Cambodia elections will be 'joke', says opposition figure Sam Rainsy
JAKARTA, May 19 (Reuters) - Prominent Cambodian opposition figure Sam Rainsy on Friday denounced elections in July as a farce after the sole opposition party was disqualified, and derided long-ruling Prime Minister Hun Sen's plan for his son to succeed him in power.
"Now even the facade of democracy has collapsed in Cambodia," Sam Rainsy told Reuters on the sidelines of an event on electoral and press freedom in Jakarta.
Sam Rainsy, the co-founder of another banned political party, has been living in self-exile and has been convicted of multiple offences in absentia, including in March last year when a court found him guilty of a plot to overthrow the government.
He said that Monday's decision by Cambodia's election commission to disqualify the Candlelight Party for what it said was failing to submit proper registration documents means the July polls would be a "fake and sham" election.

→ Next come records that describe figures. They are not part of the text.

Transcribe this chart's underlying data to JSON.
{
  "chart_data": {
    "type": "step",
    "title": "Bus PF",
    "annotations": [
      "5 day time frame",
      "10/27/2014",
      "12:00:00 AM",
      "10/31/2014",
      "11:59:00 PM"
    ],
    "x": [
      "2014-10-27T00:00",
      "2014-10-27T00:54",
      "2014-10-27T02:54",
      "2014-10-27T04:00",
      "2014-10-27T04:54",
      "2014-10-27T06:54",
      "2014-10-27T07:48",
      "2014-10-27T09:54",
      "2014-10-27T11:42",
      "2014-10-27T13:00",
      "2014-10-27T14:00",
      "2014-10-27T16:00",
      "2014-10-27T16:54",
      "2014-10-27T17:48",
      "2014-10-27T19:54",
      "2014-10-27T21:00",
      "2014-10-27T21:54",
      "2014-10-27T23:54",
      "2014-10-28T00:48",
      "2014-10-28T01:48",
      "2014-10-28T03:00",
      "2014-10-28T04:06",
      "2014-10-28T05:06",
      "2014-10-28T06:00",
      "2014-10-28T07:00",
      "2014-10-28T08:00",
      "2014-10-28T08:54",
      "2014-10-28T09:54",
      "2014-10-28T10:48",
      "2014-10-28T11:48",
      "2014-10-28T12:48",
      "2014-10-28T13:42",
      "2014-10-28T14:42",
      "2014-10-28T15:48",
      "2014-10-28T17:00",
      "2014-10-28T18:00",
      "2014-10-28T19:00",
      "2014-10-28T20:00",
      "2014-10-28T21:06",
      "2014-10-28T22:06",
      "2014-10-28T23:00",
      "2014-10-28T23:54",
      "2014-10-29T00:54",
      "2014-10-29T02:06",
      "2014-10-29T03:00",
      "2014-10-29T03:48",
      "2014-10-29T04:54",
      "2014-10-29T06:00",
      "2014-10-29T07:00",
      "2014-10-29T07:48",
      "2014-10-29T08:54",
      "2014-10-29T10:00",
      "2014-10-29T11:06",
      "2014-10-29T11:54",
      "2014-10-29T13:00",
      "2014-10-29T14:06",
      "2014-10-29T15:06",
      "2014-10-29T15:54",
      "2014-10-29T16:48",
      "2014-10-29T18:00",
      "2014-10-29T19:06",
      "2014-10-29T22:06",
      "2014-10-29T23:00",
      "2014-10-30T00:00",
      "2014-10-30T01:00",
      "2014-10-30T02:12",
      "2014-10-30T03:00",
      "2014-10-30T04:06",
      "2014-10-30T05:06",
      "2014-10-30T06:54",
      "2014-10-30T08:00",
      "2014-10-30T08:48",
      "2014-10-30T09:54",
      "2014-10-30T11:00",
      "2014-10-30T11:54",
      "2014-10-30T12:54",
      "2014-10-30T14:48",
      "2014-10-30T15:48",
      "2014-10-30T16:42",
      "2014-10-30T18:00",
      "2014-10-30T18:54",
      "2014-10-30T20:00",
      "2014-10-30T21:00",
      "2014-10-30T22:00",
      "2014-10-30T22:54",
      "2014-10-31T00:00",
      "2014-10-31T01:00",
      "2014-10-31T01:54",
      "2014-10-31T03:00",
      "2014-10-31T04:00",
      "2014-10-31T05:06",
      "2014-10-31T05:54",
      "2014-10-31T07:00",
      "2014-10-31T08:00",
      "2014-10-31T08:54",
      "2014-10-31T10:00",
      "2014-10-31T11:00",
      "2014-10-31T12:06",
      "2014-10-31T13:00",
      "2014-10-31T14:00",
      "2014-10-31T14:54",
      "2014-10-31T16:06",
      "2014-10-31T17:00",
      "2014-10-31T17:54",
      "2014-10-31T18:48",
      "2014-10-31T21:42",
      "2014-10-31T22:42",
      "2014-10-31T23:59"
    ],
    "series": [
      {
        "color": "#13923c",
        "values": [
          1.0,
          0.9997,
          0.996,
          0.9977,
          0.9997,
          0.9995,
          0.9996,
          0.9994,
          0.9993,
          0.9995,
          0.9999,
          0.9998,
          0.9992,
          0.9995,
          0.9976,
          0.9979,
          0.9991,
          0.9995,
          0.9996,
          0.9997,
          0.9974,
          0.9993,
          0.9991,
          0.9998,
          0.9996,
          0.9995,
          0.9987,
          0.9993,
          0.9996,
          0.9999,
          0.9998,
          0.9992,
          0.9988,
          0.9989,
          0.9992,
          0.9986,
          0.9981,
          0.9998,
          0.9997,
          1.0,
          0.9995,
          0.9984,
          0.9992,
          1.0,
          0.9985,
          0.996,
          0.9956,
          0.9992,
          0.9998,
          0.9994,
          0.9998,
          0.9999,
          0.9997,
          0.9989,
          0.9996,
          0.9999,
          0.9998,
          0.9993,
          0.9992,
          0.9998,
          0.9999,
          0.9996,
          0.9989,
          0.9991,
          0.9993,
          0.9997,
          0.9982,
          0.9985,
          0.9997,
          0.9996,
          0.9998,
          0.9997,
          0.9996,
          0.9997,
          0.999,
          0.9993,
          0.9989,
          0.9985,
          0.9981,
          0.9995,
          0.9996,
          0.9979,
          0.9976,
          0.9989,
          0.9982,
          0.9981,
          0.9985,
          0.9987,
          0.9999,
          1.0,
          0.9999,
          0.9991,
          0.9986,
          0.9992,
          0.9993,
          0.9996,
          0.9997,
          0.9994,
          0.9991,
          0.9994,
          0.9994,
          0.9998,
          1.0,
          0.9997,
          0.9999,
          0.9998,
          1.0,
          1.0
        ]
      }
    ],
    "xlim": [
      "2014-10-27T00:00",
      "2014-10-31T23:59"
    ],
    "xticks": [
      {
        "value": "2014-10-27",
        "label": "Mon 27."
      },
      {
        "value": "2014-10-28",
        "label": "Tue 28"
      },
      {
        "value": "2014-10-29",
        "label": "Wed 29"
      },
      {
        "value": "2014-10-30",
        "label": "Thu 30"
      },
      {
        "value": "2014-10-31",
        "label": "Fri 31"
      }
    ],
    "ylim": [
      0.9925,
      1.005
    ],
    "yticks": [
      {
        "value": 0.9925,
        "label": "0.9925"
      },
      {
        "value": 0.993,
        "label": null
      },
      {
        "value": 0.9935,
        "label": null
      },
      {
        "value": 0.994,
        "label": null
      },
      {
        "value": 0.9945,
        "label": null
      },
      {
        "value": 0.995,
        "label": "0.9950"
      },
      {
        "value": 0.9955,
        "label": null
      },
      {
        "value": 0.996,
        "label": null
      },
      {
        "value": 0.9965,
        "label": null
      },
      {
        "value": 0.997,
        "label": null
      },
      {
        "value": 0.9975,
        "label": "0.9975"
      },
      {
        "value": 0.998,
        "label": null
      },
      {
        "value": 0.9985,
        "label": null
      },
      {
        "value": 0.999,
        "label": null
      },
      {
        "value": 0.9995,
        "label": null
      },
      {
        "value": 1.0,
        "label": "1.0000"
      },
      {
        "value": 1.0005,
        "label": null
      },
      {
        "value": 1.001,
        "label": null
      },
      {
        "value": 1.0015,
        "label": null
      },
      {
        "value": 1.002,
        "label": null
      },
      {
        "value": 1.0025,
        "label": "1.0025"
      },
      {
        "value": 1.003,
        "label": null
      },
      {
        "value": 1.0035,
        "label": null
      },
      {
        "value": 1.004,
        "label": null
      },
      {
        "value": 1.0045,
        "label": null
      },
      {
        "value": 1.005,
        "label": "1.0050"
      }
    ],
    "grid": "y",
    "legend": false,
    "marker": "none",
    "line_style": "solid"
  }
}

"It is a joke to refer to Cambodia as a democracy," Sam Rainsy said. "Cambodia is an autocracy."
Hun Sen's ruling Cambodian People's Party says the election will be free and fair, adding that more than 10 other parties had registered.

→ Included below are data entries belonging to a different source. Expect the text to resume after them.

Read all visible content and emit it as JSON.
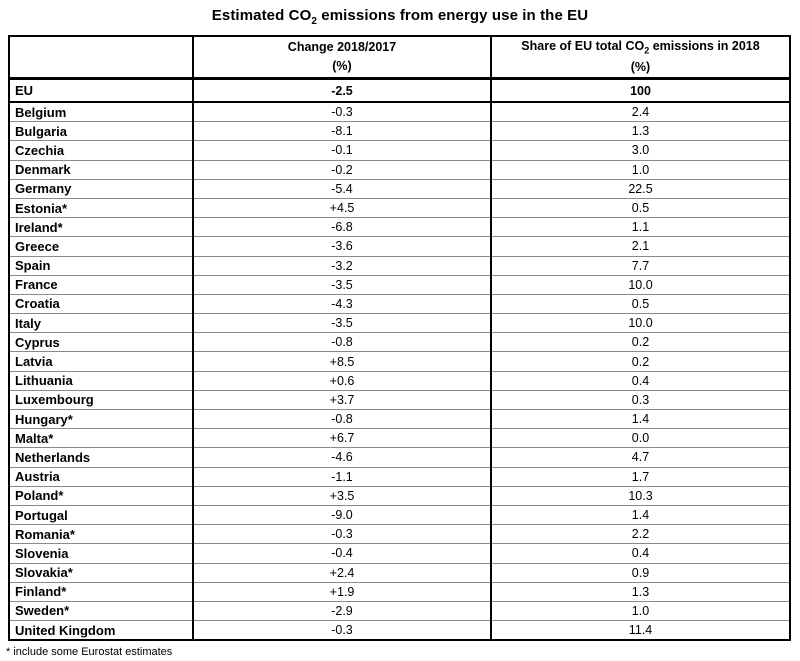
{
  "title": {
    "pre": "Estimated CO",
    "sub": "2",
    "post": " emissions from energy use in the EU"
  },
  "table": {
    "headers": {
      "country": "",
      "change_line1": "Change 2018/2017",
      "change_line2": "(%)",
      "share_line1_pre": "Share of EU total CO",
      "share_line1_sub": "2",
      "share_line1_post": " emissions in 2018",
      "share_line2": "(%)"
    },
    "rows": [
      {
        "country": "EU",
        "change": "-2.5",
        "share": "100",
        "emphasis": true
      },
      {
        "country": "Belgium",
        "change": "-0.3",
        "share": "2.4"
      },
      {
        "country": "Bulgaria",
        "change": "-8.1",
        "share": "1.3"
      },
      {
        "country": "Czechia",
        "change": "-0.1",
        "share": "3.0"
      },
      {
        "country": "Denmark",
        "change": "-0.2",
        "share": "1.0"
      },
      {
        "country": "Germany",
        "change": "-5.4",
        "share": "22.5"
      },
      {
        "country": "Estonia*",
        "change": "+4.5",
        "share": "0.5"
      },
      {
        "country": "Ireland*",
        "change": "-6.8",
        "share": "1.1"
      },
      {
        "country": "Greece",
        "change": "-3.6",
        "share": "2.1"
      },
      {
        "country": "Spain",
        "change": "-3.2",
        "share": "7.7"
      },
      {
        "country": "France",
        "change": "-3.5",
        "share": "10.0"
      },
      {
        "country": "Croatia",
        "change": "-4.3",
        "share": "0.5"
      },
      {
        "country": "Italy",
        "change": "-3.5",
        "share": "10.0"
      },
      {
        "country": "Cyprus",
        "change": "-0.8",
        "share": "0.2"
      },
      {
        "country": "Latvia",
        "change": "+8.5",
        "share": "0.2"
      },
      {
        "country": "Lithuania",
        "change": "+0.6",
        "share": "0.4"
      },
      {
        "country": "Luxembourg",
        "change": "+3.7",
        "share": "0.3"
      },
      {
        "country": "Hungary*",
        "change": "-0.8",
        "share": "1.4"
      },
      {
        "country": "Malta*",
        "change": "+6.7",
        "share": "0.0"
      },
      {
        "country": "Netherlands",
        "change": "-4.6",
        "share": "4.7"
      },
      {
        "country": "Austria",
        "change": "-1.1",
        "share": "1.7"
      },
      {
        "country": "Poland*",
        "change": "+3.5",
        "share": "10.3"
      },
      {
        "country": "Portugal",
        "change": "-9.0",
        "share": "1.4"
      },
      {
        "country": "Romania*",
        "change": "-0.3",
        "share": "2.2"
      },
      {
        "country": "Slovenia",
        "change": "-0.4",
        "share": "0.4"
      },
      {
        "country": "Slovakia*",
        "change": "+2.4",
        "share": "0.9"
      },
      {
        "country": "Finland*",
        "change": "+1.9",
        "share": "1.3"
      },
      {
        "country": "Sweden*",
        "change": "-2.9",
        "share": "1.0"
      },
      {
        "country": "United Kingdom",
        "change": "-0.3",
        "share": "11.4"
      }
    ]
  },
  "footnote": "* include some Eurostat estimates",
  "chart_data": {
    "type": "table",
    "title": "Estimated CO2 emissions from energy use in the EU",
    "columns": [
      "Country",
      "Change 2018/2017 (%)",
      "Share of EU total CO2 emissions in 2018 (%)"
    ],
    "rows": [
      [
        "EU",
        -2.5,
        100
      ],
      [
        "Belgium",
        -0.3,
        2.4
      ],
      [
        "Bulgaria",
        -8.1,
        1.3
      ],
      [
        "Czechia",
        -0.1,
        3.0
      ],
      [
        "Denmark",
        -0.2,
        1.0
      ],
      [
        "Germany",
        -5.4,
        22.5
      ],
      [
        "Estonia*",
        4.5,
        0.5
      ],
      [
        "Ireland*",
        -6.8,
        1.1
      ],
      [
        "Greece",
        -3.6,
        2.1
      ],
      [
        "Spain",
        -3.2,
        7.7
      ],
      [
        "France",
        -3.5,
        10.0
      ],
      [
        "Croatia",
        -4.3,
        0.5
      ],
      [
        "Italy",
        -3.5,
        10.0
      ],
      [
        "Cyprus",
        -0.8,
        0.2
      ],
      [
        "Latvia",
        8.5,
        0.2
      ],
      [
        "Lithuania",
        0.6,
        0.4
      ],
      [
        "Luxembourg",
        3.7,
        0.3
      ],
      [
        "Hungary*",
        -0.8,
        1.4
      ],
      [
        "Malta*",
        6.7,
        0.0
      ],
      [
        "Netherlands",
        -4.6,
        4.7
      ],
      [
        "Austria",
        -1.1,
        1.7
      ],
      [
        "Poland*",
        3.5,
        10.3
      ],
      [
        "Portugal",
        -9.0,
        1.4
      ],
      [
        "Romania*",
        -0.3,
        2.2
      ],
      [
        "Slovenia",
        -0.4,
        0.4
      ],
      [
        "Slovakia*",
        2.4,
        0.9
      ],
      [
        "Finland*",
        1.9,
        1.3
      ],
      [
        "Sweden*",
        -2.9,
        1.0
      ],
      [
        "United Kingdom",
        -0.3,
        11.4
      ]
    ],
    "footnote": "* include some Eurostat estimates"
  }
}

"The election will be the choice of the Cambodian people," government spokesman Phay Siphan told Reuters on Friday.
Candlelight is expected to appeal the decision, but if unsuccessful, this will be the second consecutive election where the main opposition party is prevented from running.
Candlelight is a reincarnation of the former popular opposition party, the Cambodian National Rescue Party (CNRP), which was disbanded by the Supreme Court in 2017.
Sam Rainsy is a co-founder of the CNRP.
Critics say Hun Sen, who has been in power since 1998, has become an increasingly autocratic, with many prominent opposition figures in either jail or exile.
Sam Rainsy, who has been blocked from returning to Cambodia for years, also slammed what he described as the rise of "feudalistic and clan-istic" politics in Cambodia, given that Hun Sen has openly promoted his son, Hun Manet, as his political heir.
Hun Manet, a general in the Cambodian military, is running for the National Assembly for the first time in the July election, according to the ruling party's candidate list.
"For Hun Sen, power means impunity. He knows when he loses power he will lose impunity," Sam Rainsy said, "That is why he wants his son to replace him."